Publication Type: Journal Article
Source: Geoderma, Volume 166, Number 1, p.102-110 (2011)
Efficient tools for accurate soil carbon (SC) mapping are imperative for large scale assessment of total SC stocks and their changes in time as well as for site-specific tailoring of agricultural management practices. On-the-go near infrared (NIR) reflectance spectroscopy has been used recently in aid to the conventional, laborious and expensive soil analyses, since NIR measurements are taken in-situ quickly and non-destructively. However, NIR spectrum data need to be effectively calibrated with conventionally measured SC. Our objectives are to compare calibration approaches, including pre-processing transformations (Savitzky–Golay derivatives, standard normal variate and mean centering) and multivariate statistical methods (principal component regression, partial least squares, partial least squares leaving one-outlier-out) for using NIR spectra data as SC predictor, to evaluate NIR reliability in predicting SC under low carbon contents typical for Midwest Alfisols; and finally to compare predictions of SC by using three sources of auxiliary information (NIR spectral data, visible-NIR reflectance obtained from aerial photographs and topographical features).

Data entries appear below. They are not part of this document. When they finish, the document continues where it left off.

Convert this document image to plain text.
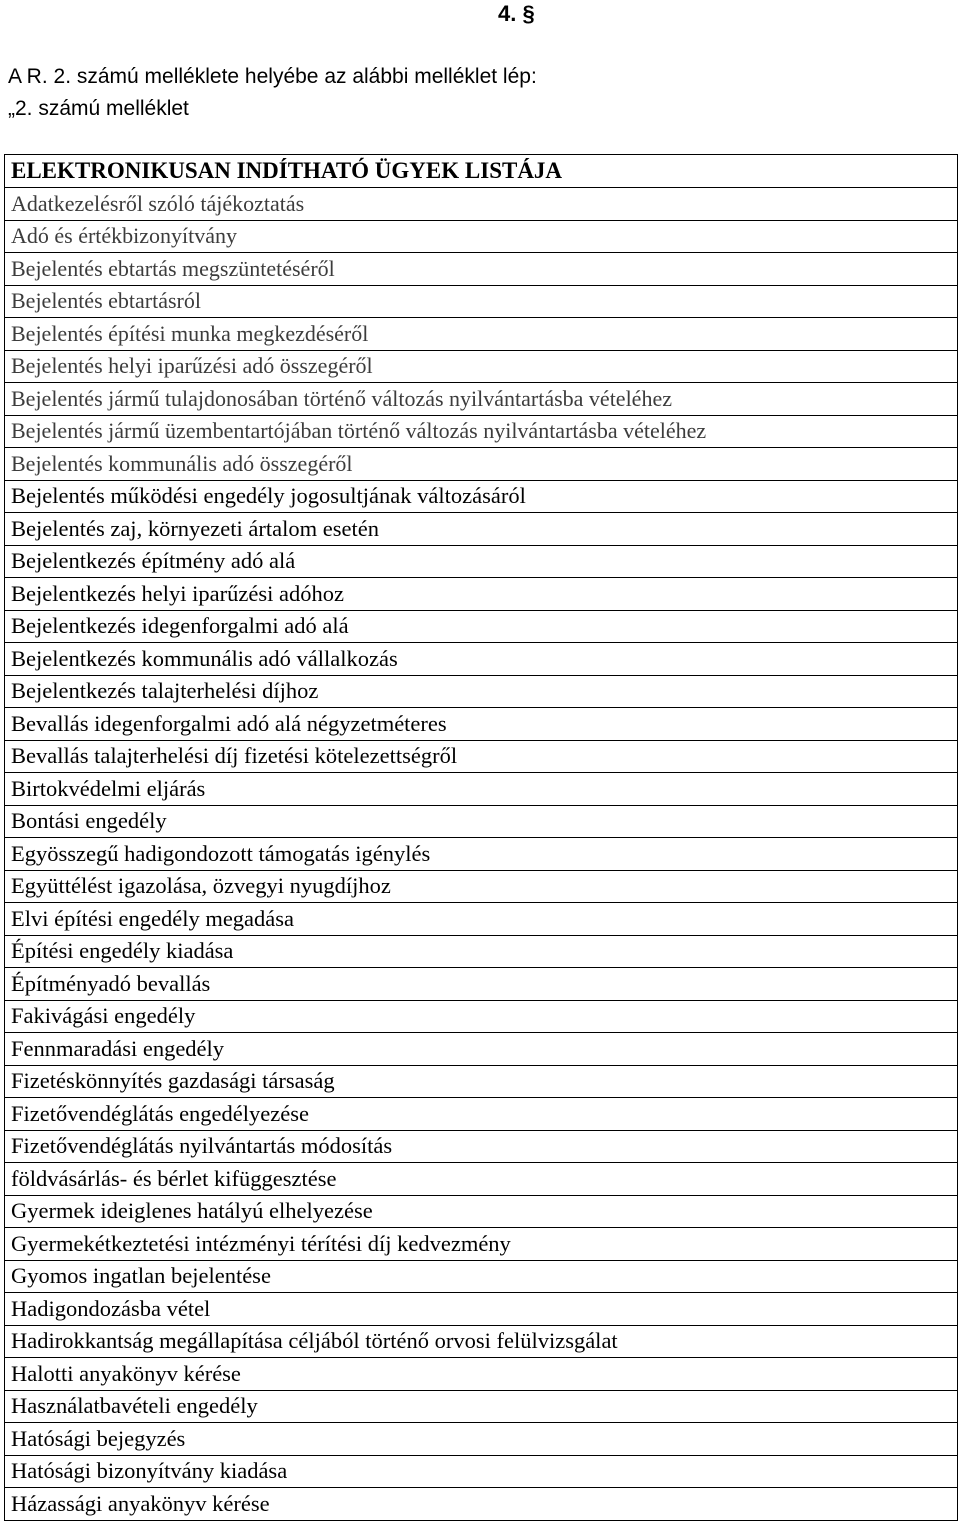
4. §
A R. 2. számú melléklete helyébe az alábbi melléklet lép:
„2. számú melléklet
ELEKTRONIKUSAN INDÍTHATÓ ÜGYEK LISTÁJA
Adatkezelésről szóló tájékoztatás
Adó és értékbizonyítvány
Bejelentés ebtartás megszüntetéséről
Bejelentés ebtartásról
Bejelentés építési munka megkezdéséről
Bejelentés helyi iparűzési adó összegéről
Bejelentés jármű tulajdonosában történő változás nyilvántartásba vételéhez
Bejelentés jármű üzembentartójában történő változás nyilvántartásba vételéhez
Bejelentés kommunális adó összegéről
Bejelentés működési engedély jogosultjának változásáról
Bejelentés zaj, környezeti ártalom esetén
Bejelentkezés építmény adó alá
Bejelentkezés helyi iparűzési adóhoz
Bejelentkezés idegenforgalmi adó alá
Bejelentkezés kommunális adó vállalkozás
Bejelentkezés talajterhelési díjhoz
Bevallás idegenforgalmi adó alá négyzetméteres
Bevallás talajterhelési díj fizetési kötelezettségről
Birtokvédelmi eljárás
Bontási engedély
Egyösszegű hadigondozott támogatás igénylés
Együttélést igazolása, özvegyi nyugdíjhoz
Elvi építési engedély megadása
Építési engedély kiadása
Építményadó bevallás
Fakivágási engedély
Fennmaradási engedély
Fizetéskönnyítés gazdasági társaság
Fizetővendéglátás engedélyezése
Fizetővendéglátás nyilvántartás módosítás
földvásárlás- és bérlet kifüggesztése
Gyermek ideiglenes hatályú elhelyezése
Gyermekétkeztetési intézményi térítési díj kedvezmény
Gyomos ingatlan bejelentése
Hadigondozásba vétel
Hadirokkantság megállapítása céljából történő orvosi felülvizsgálat
Halotti anyakönyv kérése
Használatbavételi engedély
Hatósági bejegyzés
Hatósági bizonyítvány kiadása
Házassági anyakönyv kérése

No improvements in calibration accuracy were observed when using pre-processing transformations. Partial least squares (RMSE = 1.90) tended to perform better than principal component regression (RMSE = 1.96); especially when spectral-NIR outliers are dropped (RMSE = 1.68). Our results suggested that visible-NIR data from aerial photographs used along with topographical attributes outperformed on-the-go spectral NIR data. Topographical data improved prediction in the models with aerial photograph visible-NIR data; however no improvement was noticed when used with spectral-NIR data. Though, NIR spectral data is frequently used as a proxy for SC prediction, we notice that this auxiliary information is not well suited under all scenarios. Particularly, when SC levels are low and the range of SC data is narrow, as in this study, NIR was only moderately successful in predicting SC.